Вчера в Центральном выставочном зале открылась выставка "Петербург-2001", продолжающая традицию отчетных экспозиций Союза художников советской эпохи.
На выставках советской эпохи можно было хотя бы развлечься несчастьями каких-нибудь бакинских комиссаров и погадать, выплывет ли очередной Чапай. Ныне жанр проявляется крайне редко и весьма сомнительно: то несимпатичные люди жарят шашлыки на лужайке, то зловещие трое шушукаются в подворотне. Мраком покрыта тайна исчезновения бодрящей обнаженки. Порой грусть сменяется тягостным недоумением. Например, перед копией иконы "Чудо Георгия о змие", выполненной Натальей Афанасьевой. Технические характеристики — "темпера, шитье бисером и стеклярусом" — исчерпывающая на нее рецензия. И правда, шитье, и правда, стеклярус. Но искусство — не шитье бисером, а игра в него.
А начинается в предбаннике все за здравие. Посетителей встречает дышащий мегалитической мощью "Каменный гребец" Дмитрия Каминкера. Рядом сцепились в смертельной битве железные канцлеры Сергея Борисова, давится колесом незадачливая акула Алексея Васильева, медитирует огромная банка со сгущеным молоком не изменившего "новой дикости" Олега Зайки. Дальше, увы, начинается живопись.
Работы, отмеченные фантазией, даже если это миниатюрные поздравительные открытки Ольги Флоренской, видны издалека. Владимир Шинкарев картиной "Рокко и его братья" начинает цикл, посвященный кинематографу. Две фигуры на берегу озера — формула легендарной "некоммуникабельности" начала 1960-х. Черно-серая гамма кажется взрывом цвета среди однообразия окружающей пестроты. Хоть бы нахулиганил кто. Но заказ на артистический "дебош с дракой" удовлетворяет лишь Петр Рейхет монументальным рисованным анекдотом "Именные предикаты". Каждому имени соответствует нехитрый набросок простых физических действий, внушающих серьезные опасения за жизнь и здоровье знакомых художника. Варя варит не борщ, а героин. Валя, очевидно, свое уже отварила, поскольку валит тайгу, которую не сажала. Натан раскатывает на танке, Мойша моет иномарку, Махмуд "машет м-и", Уля улетает с балкона, Даша дает, а Лиза лижет не видно, что, но догадаться не сложно.

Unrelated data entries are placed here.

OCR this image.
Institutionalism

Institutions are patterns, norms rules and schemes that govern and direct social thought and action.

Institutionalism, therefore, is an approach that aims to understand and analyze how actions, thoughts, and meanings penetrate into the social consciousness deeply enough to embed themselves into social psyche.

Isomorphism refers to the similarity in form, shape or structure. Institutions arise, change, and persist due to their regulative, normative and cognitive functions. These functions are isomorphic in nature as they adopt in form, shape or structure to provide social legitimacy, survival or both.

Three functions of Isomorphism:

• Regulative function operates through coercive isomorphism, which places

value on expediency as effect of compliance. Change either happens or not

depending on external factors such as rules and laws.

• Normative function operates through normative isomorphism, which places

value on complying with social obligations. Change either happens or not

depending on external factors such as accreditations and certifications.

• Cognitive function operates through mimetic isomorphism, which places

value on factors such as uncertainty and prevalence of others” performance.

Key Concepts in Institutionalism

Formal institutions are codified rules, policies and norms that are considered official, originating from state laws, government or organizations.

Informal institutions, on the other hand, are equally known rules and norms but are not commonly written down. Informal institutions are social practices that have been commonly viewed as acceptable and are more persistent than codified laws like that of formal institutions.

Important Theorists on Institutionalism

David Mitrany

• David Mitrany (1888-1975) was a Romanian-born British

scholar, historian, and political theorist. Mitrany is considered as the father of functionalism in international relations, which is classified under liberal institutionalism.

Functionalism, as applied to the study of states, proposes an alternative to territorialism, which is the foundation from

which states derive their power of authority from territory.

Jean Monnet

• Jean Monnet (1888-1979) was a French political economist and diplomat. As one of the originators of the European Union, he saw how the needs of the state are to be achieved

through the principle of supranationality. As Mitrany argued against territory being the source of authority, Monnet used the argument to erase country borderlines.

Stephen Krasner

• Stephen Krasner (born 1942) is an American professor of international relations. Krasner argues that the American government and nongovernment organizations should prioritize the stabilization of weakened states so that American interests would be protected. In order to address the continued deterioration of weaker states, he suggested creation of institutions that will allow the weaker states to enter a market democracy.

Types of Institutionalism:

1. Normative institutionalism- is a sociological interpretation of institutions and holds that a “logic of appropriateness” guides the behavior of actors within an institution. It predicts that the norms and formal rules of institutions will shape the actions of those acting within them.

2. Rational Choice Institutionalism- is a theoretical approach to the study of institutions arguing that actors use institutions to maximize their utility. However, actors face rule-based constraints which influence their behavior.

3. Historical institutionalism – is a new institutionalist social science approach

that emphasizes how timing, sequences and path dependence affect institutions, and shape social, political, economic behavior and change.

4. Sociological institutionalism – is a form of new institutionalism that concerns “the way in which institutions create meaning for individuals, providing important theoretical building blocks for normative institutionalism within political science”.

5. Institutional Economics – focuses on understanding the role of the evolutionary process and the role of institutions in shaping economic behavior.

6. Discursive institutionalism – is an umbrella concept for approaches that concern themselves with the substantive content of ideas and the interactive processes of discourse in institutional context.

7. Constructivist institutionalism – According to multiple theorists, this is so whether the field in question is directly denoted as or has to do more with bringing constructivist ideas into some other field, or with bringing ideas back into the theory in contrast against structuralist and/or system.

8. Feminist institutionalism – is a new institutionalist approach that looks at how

Очевидно, сами организаторы выставки прекрасно отдавали себе отчет в том, что ни господа Каминкер и Рейхет, ни госпожа Флоренская не спасут выставку, в лучшем случае, от холодного безразличия критики. Поэтому они, поломав стереотипы "отчетного" жанра, включили в экспозицию работы фотографов, оккупирующие большую часть первого этажа Манежа. И не прогадали: фотографы спасают честь городского искусства. Ну что поделать, если среди живописцев нет таких ярких имен, как апокалиптик Андрей Чежин с его тонущим Петербургом или зловещим "Мемориалом". Что поделать, если о конце века больше скажет почти случайная фотография Натальи Кирилловой, поймавшей бездонный взгляд Виктора Кривулина, чем старательно перерисованный кем-то красный домик Малевича. Да, впервые допущенный в отчет "большого искусства" цех выставил много старых работ: то, что Бориса Смелова давно нет в живых, например, даже не обозначено на этикетке. Но объяснить, что такое Петербург, его мифы, монстры и домовые, способны, безусловно, только фотографы.